Actrice française à la beauté majestueuse qui a tourné avec les plus grands cinéastes, Marie Laforêt est décédée samedi à Genolier en Suisse, à l’âge de 80 ans. Elle avait aussi été une chanteuse très en vogue, avec des tubes pleins de charme, comme Les vendanges de l’amour ou Viens, viens.
Surnommée «la fille aux yeux d’or» (en fait, ils étaient jaunes-verts), elle a joué dans 35 films et vendu plus de 35 millions d’albums, au long d’une existence bien peu rectiligne.
«Ma carrière est de bric et de broc mais ma vie est remplie du début à la fin», assurait celle qui, mariée cinq fois, fut aussi actrice de théâtre, écrivain, antiquaire et commissaire-priseur.
Marie Laforêt était une personnalité complexe, intello pas du tout féministe, à la fois modeste, snob et gouailleuse, dotée d’un humour corrosif. «J’aime bien les gens qui ont une angoisse», indiquait-elle. De son physique exceptionnel, traits purs et sensuels, cheveux longs romantiques, elle affirmait qu’il ne lui avait pas toujours porté chance.
Maïténa Doumenach, son vrai nom, naît le 5 octobre 1939 à Soulac-sur-Mer (Gironde), fille d’un industriel. À l’âge de 3 ans, dira-t-elle 35 ans plus tard, elle est violée par un voisin: «impossible d’en parler pendant des décennies».
«Sans ce viol, soulignera-t-elle, je n’aurais pas fait un métier public qui allait à l’encontre de ma timidité naturelle. J’ai choisi un métier exutoire».
Jeune fille, elle est attirée par le couvent mais se passionne pour le théâtre au lycée, à Paris, puis remporte un concours d’actrice, organisé par Europe 1, en 1959. Un an plus tard, elle apparaît au cinéma au côté d’Alain Delon dans Plein soleil (de René Clément) puis, en 1961, dans La fille aux yeux d’or (tiré d’un roman de Balzac), de Jean-Gabriel Albicocco qu’elle épousera.
Elle joue ensuite dans Joyeuses Pâques et Flic ou voyou de Georges Lautner, avec Jean-Paul Belmondo, Les morfalous d’Henri Verneuil, La chasse à l’homme, d’Edouard Molinaro, Fucking Fernand, de Gérard Mordillat (nominée pour le César du meilleur second rôle féminin), Tangos, l’exil de Gardel, de Fernando Solanas (prix du jury 1985 à Venise) etc. Elle a aussi été dirigée par Chabrol, Granier-Deferre, Deville, Mocky et d’autres.
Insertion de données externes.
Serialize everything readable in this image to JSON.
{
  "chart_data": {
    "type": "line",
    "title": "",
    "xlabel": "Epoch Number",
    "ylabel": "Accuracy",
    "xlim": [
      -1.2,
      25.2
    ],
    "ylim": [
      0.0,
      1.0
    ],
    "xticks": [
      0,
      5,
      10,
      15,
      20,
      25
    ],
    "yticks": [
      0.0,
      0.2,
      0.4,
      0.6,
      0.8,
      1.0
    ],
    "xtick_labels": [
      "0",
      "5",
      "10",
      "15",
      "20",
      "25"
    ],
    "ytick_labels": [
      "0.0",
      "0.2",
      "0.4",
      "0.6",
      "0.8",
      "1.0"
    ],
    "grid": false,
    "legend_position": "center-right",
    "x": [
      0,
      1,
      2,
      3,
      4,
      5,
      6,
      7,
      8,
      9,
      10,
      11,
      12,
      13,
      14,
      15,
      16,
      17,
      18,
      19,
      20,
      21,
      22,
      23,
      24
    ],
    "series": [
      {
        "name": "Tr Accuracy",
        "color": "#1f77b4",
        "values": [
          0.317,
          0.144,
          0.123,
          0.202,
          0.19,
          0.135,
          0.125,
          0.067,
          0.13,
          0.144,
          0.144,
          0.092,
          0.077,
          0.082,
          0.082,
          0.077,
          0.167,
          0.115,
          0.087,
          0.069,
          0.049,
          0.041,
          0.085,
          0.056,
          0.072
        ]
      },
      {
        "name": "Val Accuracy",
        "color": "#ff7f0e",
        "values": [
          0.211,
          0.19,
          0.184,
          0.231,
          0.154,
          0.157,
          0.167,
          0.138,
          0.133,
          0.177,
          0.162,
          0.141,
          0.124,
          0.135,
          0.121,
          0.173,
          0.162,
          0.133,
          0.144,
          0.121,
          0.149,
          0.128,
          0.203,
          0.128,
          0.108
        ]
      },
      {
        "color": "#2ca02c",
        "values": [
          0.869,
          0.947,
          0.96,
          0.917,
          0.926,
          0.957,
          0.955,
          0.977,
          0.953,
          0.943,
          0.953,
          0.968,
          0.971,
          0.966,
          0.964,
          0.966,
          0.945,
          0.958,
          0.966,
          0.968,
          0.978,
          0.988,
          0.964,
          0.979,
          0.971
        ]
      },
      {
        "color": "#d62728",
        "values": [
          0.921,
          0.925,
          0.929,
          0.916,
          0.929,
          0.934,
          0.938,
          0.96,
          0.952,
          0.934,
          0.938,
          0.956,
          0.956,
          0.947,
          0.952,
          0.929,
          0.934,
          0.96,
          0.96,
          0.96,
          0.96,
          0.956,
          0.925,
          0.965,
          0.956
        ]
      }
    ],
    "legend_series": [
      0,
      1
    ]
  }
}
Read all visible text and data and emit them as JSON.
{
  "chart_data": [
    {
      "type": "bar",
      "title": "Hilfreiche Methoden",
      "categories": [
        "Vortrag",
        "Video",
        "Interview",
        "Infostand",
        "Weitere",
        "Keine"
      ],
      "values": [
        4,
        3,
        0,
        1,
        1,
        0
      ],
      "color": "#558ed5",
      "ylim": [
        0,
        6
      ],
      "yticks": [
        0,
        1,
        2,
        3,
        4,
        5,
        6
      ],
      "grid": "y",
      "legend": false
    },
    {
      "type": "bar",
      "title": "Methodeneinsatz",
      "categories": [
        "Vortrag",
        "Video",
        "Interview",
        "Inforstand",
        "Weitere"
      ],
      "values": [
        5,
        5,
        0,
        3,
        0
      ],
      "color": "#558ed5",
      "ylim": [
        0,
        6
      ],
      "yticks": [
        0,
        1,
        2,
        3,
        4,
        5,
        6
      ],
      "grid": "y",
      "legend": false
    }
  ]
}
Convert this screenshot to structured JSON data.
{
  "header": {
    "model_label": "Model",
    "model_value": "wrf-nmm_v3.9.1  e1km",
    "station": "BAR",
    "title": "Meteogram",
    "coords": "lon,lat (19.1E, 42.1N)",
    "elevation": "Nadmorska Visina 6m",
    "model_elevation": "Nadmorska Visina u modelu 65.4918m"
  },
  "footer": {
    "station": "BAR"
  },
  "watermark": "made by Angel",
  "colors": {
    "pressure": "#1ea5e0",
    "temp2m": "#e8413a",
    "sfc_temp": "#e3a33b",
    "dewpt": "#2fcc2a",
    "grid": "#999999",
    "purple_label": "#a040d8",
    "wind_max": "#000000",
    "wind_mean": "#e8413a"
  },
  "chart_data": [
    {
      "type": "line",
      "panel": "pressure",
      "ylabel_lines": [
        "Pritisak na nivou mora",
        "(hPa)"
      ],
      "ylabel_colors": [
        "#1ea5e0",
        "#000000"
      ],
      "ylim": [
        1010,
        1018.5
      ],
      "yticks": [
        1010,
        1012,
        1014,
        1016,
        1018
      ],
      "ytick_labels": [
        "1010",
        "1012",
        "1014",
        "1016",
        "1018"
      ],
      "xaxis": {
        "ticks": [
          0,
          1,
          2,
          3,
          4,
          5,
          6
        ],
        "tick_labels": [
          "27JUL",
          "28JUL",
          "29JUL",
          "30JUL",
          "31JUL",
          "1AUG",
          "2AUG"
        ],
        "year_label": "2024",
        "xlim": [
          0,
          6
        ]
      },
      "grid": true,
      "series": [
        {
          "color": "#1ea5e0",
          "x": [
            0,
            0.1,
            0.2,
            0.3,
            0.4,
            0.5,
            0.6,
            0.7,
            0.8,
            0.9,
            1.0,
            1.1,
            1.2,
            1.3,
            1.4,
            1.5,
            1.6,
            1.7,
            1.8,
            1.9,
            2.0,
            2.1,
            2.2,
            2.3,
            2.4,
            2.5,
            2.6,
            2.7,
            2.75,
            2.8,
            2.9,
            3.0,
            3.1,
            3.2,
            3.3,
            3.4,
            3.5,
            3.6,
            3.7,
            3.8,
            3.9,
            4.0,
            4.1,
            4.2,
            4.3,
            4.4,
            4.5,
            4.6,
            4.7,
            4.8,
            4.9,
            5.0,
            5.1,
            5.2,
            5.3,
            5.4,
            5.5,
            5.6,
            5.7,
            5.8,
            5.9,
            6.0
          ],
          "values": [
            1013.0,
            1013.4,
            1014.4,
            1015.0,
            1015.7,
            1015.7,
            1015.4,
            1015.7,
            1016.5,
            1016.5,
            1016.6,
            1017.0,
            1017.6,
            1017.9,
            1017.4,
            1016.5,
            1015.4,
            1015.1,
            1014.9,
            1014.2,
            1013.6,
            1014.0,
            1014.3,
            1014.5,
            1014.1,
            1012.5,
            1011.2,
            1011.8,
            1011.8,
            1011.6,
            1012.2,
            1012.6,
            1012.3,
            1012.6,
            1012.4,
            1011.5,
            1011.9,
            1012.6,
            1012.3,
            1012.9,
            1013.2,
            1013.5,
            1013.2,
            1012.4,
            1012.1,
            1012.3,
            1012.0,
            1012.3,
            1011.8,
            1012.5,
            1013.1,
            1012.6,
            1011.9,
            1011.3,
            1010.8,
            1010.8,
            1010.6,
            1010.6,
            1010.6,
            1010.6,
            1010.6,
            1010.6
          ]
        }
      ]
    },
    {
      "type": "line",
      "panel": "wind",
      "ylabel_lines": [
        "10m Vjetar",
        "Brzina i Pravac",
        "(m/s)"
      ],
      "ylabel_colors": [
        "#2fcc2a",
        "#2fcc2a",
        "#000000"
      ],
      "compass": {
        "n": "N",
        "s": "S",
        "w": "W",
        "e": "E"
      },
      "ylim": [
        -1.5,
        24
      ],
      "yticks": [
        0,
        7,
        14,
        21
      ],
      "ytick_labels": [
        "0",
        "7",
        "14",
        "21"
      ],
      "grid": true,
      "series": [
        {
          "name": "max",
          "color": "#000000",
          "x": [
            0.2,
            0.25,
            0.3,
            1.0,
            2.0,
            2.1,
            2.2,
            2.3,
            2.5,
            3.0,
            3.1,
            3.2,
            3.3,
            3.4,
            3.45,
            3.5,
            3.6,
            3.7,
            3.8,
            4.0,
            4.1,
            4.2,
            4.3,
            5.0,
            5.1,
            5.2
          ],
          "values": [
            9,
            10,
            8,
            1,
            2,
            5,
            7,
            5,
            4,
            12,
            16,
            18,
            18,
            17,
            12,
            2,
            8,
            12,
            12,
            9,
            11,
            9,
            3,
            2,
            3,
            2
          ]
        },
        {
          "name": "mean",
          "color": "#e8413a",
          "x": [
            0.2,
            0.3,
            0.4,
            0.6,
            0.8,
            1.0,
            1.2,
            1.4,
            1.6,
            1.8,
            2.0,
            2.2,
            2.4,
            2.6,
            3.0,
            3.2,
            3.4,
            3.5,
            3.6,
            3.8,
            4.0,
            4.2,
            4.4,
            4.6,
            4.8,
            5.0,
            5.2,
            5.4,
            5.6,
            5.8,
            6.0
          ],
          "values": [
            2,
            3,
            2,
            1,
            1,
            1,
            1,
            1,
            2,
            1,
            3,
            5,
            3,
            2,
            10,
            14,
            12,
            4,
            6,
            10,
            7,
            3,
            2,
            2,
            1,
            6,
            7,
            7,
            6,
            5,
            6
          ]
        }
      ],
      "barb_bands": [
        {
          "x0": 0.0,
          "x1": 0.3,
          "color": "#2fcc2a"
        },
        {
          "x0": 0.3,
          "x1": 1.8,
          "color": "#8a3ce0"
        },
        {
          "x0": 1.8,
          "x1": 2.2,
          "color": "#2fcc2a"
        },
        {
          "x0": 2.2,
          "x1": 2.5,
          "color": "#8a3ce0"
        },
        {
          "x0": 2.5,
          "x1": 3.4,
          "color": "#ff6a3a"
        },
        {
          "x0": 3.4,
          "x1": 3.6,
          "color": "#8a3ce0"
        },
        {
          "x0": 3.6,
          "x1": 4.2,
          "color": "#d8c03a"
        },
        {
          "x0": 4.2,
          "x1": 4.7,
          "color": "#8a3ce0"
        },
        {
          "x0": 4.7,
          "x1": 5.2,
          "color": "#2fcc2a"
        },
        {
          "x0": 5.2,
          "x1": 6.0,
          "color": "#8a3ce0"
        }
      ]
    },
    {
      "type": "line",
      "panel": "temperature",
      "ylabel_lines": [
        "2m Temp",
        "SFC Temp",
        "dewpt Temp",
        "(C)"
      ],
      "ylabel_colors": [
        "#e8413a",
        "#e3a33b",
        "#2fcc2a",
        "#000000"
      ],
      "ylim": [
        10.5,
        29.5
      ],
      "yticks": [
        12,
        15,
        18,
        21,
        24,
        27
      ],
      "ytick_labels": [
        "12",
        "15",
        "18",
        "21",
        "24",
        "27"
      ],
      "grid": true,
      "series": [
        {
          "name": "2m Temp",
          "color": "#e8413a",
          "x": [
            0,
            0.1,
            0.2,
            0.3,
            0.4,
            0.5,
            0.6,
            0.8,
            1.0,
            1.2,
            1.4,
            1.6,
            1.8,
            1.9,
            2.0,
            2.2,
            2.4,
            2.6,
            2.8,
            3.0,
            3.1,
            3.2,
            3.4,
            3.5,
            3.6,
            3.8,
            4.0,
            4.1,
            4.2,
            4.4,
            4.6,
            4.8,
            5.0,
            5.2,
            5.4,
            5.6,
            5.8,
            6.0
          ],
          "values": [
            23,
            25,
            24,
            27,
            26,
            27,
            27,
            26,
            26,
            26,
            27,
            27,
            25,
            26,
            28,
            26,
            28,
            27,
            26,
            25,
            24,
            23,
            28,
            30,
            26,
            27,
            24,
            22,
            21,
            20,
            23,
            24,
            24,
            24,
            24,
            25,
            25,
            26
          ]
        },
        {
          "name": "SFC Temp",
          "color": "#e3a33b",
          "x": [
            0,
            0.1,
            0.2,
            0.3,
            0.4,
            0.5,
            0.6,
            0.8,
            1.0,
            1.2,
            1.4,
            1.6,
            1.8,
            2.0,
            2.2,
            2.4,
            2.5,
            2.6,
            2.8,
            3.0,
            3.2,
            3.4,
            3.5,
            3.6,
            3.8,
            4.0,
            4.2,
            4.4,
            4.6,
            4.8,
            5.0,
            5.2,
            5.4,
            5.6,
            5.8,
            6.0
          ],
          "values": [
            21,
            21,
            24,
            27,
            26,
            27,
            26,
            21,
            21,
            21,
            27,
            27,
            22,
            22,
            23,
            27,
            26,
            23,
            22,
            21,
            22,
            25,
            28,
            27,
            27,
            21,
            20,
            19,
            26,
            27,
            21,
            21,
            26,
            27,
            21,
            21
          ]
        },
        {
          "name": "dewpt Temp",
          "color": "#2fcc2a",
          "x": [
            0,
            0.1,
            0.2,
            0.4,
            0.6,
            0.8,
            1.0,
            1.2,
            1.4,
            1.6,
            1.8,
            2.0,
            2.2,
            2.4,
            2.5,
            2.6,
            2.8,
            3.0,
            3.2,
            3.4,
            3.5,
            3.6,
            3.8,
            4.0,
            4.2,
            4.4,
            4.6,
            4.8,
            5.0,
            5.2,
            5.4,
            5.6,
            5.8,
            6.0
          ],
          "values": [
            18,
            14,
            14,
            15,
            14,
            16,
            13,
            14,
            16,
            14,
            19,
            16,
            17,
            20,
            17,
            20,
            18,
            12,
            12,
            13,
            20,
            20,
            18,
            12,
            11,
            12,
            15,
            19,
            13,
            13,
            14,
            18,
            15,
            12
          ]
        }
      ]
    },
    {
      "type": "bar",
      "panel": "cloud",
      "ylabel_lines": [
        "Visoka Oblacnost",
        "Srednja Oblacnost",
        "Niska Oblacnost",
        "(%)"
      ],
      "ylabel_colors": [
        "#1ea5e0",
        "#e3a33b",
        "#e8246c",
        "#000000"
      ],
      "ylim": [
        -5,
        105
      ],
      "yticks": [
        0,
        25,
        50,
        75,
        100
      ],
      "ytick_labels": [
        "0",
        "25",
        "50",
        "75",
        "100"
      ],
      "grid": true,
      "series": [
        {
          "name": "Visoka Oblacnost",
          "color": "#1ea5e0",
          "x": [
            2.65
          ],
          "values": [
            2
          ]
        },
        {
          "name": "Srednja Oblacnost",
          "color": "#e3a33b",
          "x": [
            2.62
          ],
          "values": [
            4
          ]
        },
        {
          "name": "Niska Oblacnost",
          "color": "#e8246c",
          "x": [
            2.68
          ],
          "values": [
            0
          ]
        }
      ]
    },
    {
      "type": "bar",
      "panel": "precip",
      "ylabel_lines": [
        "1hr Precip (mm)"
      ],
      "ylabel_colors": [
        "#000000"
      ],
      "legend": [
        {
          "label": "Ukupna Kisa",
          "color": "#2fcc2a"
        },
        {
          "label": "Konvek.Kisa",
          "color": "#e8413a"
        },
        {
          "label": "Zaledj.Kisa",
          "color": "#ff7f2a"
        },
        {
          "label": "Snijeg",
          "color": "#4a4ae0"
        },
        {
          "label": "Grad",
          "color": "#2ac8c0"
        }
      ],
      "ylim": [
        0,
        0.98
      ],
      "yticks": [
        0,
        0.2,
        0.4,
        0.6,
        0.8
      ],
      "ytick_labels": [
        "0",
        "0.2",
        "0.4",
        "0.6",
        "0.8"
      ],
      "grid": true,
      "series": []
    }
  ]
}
Marie Laforêt, «un timbre»
En 1963, sort son premier 45 tours: Les vendanges de l’amour, écrit par Danyel Gérard. C’est le succès et les tubes vont s’enchaîner: Ivan, Boris et moi, Il a neigé sur Yesterday (chanson-hommage aux Beatles), Viens sur la montagne, Marie douceur, Marie colère, Que calor la vida etc. Elle puise son inspiration dans les folklores américain et européen.
Tout en se tenant à l’écart du show-biz, elle remplit l’Olympia en 1969, tourne dans le monde entier. «Je n’ai pas une voix, j’ai un timbre», notait-elle pourtant, minimisant son talent personnel et ajoutant, comme pour bien montrer qu’elle n’était dupe de rien, ne pas «avoir honte de faire ce que je fais: interpréter au premier degré des chansons populaires».
Petit à petit, elle renonce aux enregistrements, privilégie l’écriture (elle écrit ses propres chansons mais aussi un livre remarqué: Contes et légendes de ma vie privée), s’installe à Genève (elle aura la double nationalité franco-suisse) où elle tient une galerie d’art.
En 1994, elle publie une compilation de ses chansons en quatre volumes, parcourant ses 30 ans de carrière. Elle fait aussi du théâtre: en 2000, elle interprète une bouleversante Maria Callas (nominée aux Molières, récompenses française du théâtre).
Marie Laforêt fait parler d’elle en 2002 pour d’autres raisons qu’artistiques: liée par un de ses époux à la famille de Didier Schuller – ancien directeur de l’office HLM des Hauts-de-Seine en France et condamné dans une affaire de financement occulte. Elle témoigne de sa peur dans l’émission de Thierry Ardisson, sur Canal + et en tire un livre: Panier de crabes.
Sa fille, Lisa Azuelos, réalisatrice du film LOL (avec Sophie Marceau), ne cachait pas de difficiles relations avec sa mère, laquelle, de son côté, admettait avoir été parfois trop absente avec ses enfants.